Advanced bokeh computation?

Marsu42

Canon Pride.
Feb 7, 2012
6,310
0
39,761
Berlin
der-tierfotograf.de
I was just reading about bokeh on wikipdia, and stumbled upon this sentence which unfortunately isn't qualified further (see https://en.wikipedia.org/wiki/Bokeh#Emulation):

Some advanced digital cameras have bokeh features which take several images with different apertures and focuses and then manually compose them afterward to one image.

Can someone please explain which these "advanced digital cameras" might be and how the post-processing assembly works?

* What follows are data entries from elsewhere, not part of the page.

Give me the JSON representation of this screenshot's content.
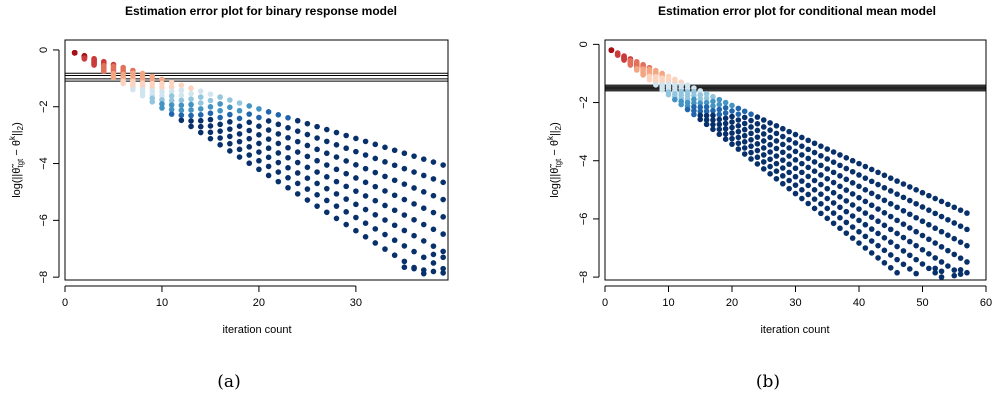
{
  "chart_data": [
    {
      "type": "scatter",
      "panel_label": "(a)",
      "title": "Estimation error plot for binary response model",
      "xlabel": "iteration count",
      "ylabel": "log(||θ̃tgt − θk||2)",
      "ylabel_parts": {
        "base": "log(||",
        "theta_tilde": "θ̃",
        "tgt": "tgt",
        "minus": " − ",
        "theta": "θ",
        "k": "k",
        "close": "||",
        "two": "2",
        "end": ")"
      },
      "xlim": [
        0,
        39.5
      ],
      "ylim": [
        -8.1,
        0.35
      ],
      "x_ticks": [
        "0",
        "10",
        "20",
        "30"
      ],
      "x_tick_values": [
        0,
        10,
        20,
        30
      ],
      "y_ticks": [
        "0",
        "−2",
        "−4",
        "−6",
        "−8"
      ],
      "y_tick_values": [
        0,
        -2,
        -4,
        -6,
        -8
      ],
      "hlines": [
        -0.82,
        -0.9,
        -1.02,
        -1.1
      ],
      "grid": false,
      "legend": "none",
      "n_iter": 39,
      "n_series": 8,
      "series_start": -0.1,
      "series_slopes": [
        0.104,
        0.12,
        0.136,
        0.152,
        0.168,
        0.184,
        0.2,
        0.216
      ],
      "points": [
        {
          "x": 35,
          "y": -7.65
        },
        {
          "x": 36,
          "y": -7.7
        },
        {
          "x": 37,
          "y": -7.75
        },
        {
          "x": 38,
          "y": -7.8
        },
        {
          "x": 39,
          "y": -7.85
        },
        {
          "x": 38,
          "y": -7.2
        },
        {
          "x": 39,
          "y": -7.3
        }
      ]
    },
    {
      "type": "scatter",
      "panel_label": "(b)",
      "title": "Estimation error plot for conditional mean model",
      "xlabel": "iteration count",
      "ylabel": "log(||θ̃tgt − θk||2)",
      "ylabel_parts": {
        "base": "log(||",
        "theta_tilde": "θ̃",
        "tgt": "tgt",
        "minus": " − ",
        "theta": "θ",
        "k": "k",
        "close": "||",
        "two": "2",
        "end": ")"
      },
      "xlim": [
        0,
        60
      ],
      "ylim": [
        -8.1,
        0.15
      ],
      "x_ticks": [
        "0",
        "10",
        "20",
        "30",
        "40",
        "50",
        "60"
      ],
      "x_tick_values": [
        0,
        10,
        20,
        30,
        40,
        50,
        60
      ],
      "y_ticks": [
        "0",
        "−2",
        "−4",
        "−6",
        "−8"
      ],
      "y_tick_values": [
        0,
        -2,
        -4,
        -6,
        -8
      ],
      "hlines": [
        -1.4,
        -1.44,
        -1.48,
        -1.52,
        -1.56,
        -1.6
      ],
      "grid": false,
      "legend": "none",
      "n_iter": 57,
      "n_series": 8,
      "series_start": -0.2,
      "series_slopes": [
        0.1,
        0.11,
        0.12,
        0.13,
        0.14,
        0.15,
        0.16,
        0.17
      ],
      "points": [
        {
          "x": 52,
          "y": -7.7
        },
        {
          "x": 53,
          "y": -7.8
        },
        {
          "x": 55,
          "y": -7.95
        },
        {
          "x": 56,
          "y": -7.75
        },
        {
          "x": 57,
          "y": -7.85
        }
      ]
    }
  ],
  "colors": {
    "ramp": [
      "#a50f15",
      "#cb3b3b",
      "#e2705a",
      "#f4a582",
      "#fbd3bf",
      "#d1e5f0",
      "#92c5de",
      "#4393c3",
      "#2166ac",
      "#08306b"
    ],
    "axis": "#000000",
    "hline": "#000000"
  }
}
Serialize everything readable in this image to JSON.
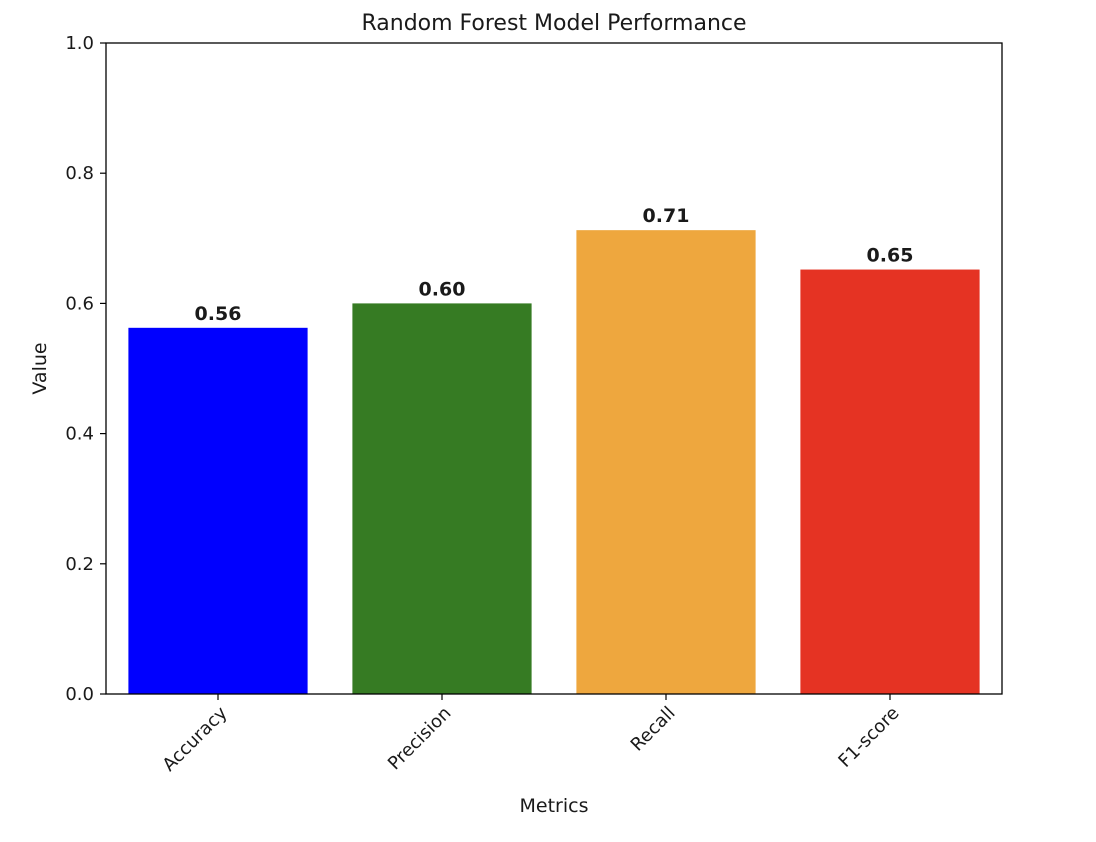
{
  "chart_data": {
    "type": "bar",
    "title": "Random Forest Model Performance",
    "xlabel": "Metrics",
    "ylabel": "Value",
    "categories": [
      "Accuracy",
      "Precision",
      "Recall",
      "F1-score"
    ],
    "values": [
      0.5625,
      0.6,
      0.7125,
      0.652
    ],
    "value_labels": [
      "0.56",
      "0.60",
      "0.71",
      "0.65"
    ],
    "colors": [
      "#0000ff",
      "#367b23",
      "#eea73e",
      "#e53323"
    ],
    "ylim": [
      0,
      1.0
    ],
    "yticks": [
      0.0,
      0.2,
      0.4,
      0.6,
      0.8,
      1.0
    ],
    "ytick_labels": [
      "0.0",
      "0.2",
      "0.4",
      "0.6",
      "0.8",
      "1.0"
    ],
    "xtick_rotation": 45,
    "grid": false,
    "legend": null
  }
}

If I find this interesting, it isn't that difficult to write a Magic Lantern module which achieves the same thing with a click of a button - aperture bracketing and focus bracketing are both already included, they just need to be combined.
 
Marsu42 said:
I was just reading about bokeh on wikipdia, and stumbled upon this sentence which unfortunately isn't qualified further (see https://en.wikipedia.org/wiki/Bokeh#Emulation):

Some advanced digital cameras have bokeh features which take several images with different apertures and focuses and then manually compose them afterward to one image.

Can someone please explain which these "advanced digital cameras" might be and how the post-processing assembly works?

If I find this interesting, it isn't that difficult to write a Magic Lantern module which achieves the same thing with a click of a button - aperture bracketing and focus bracketing are both already included, they just need to be combined.

Seems a kind of evolution of the Lytro concept (https://www.lytro.com/): several images with focus at different distances... or maybe not. :-[
 
Upvote 0
JohanCruyff said:
Seems a kind of evolution of the Lytro concept (https://www.lytro.com/): several images with focus at different distances... or maybe not. :-[

Yes, kind of, but as a software solution which could be simulated with one of our dslrs (see link above, thanks, mackguyver!). But unless there is a normal pc application that can assemble these shots, it's no good writing a Magic Lantern module that does focus and aperture bracketing at the same time.

Looks good, though, certainly better than a simple gaussian blur. I imagine it bests dedicated "bokeh" plugins for PS as these only have access to one single shot and cannot really simulate an optical blur.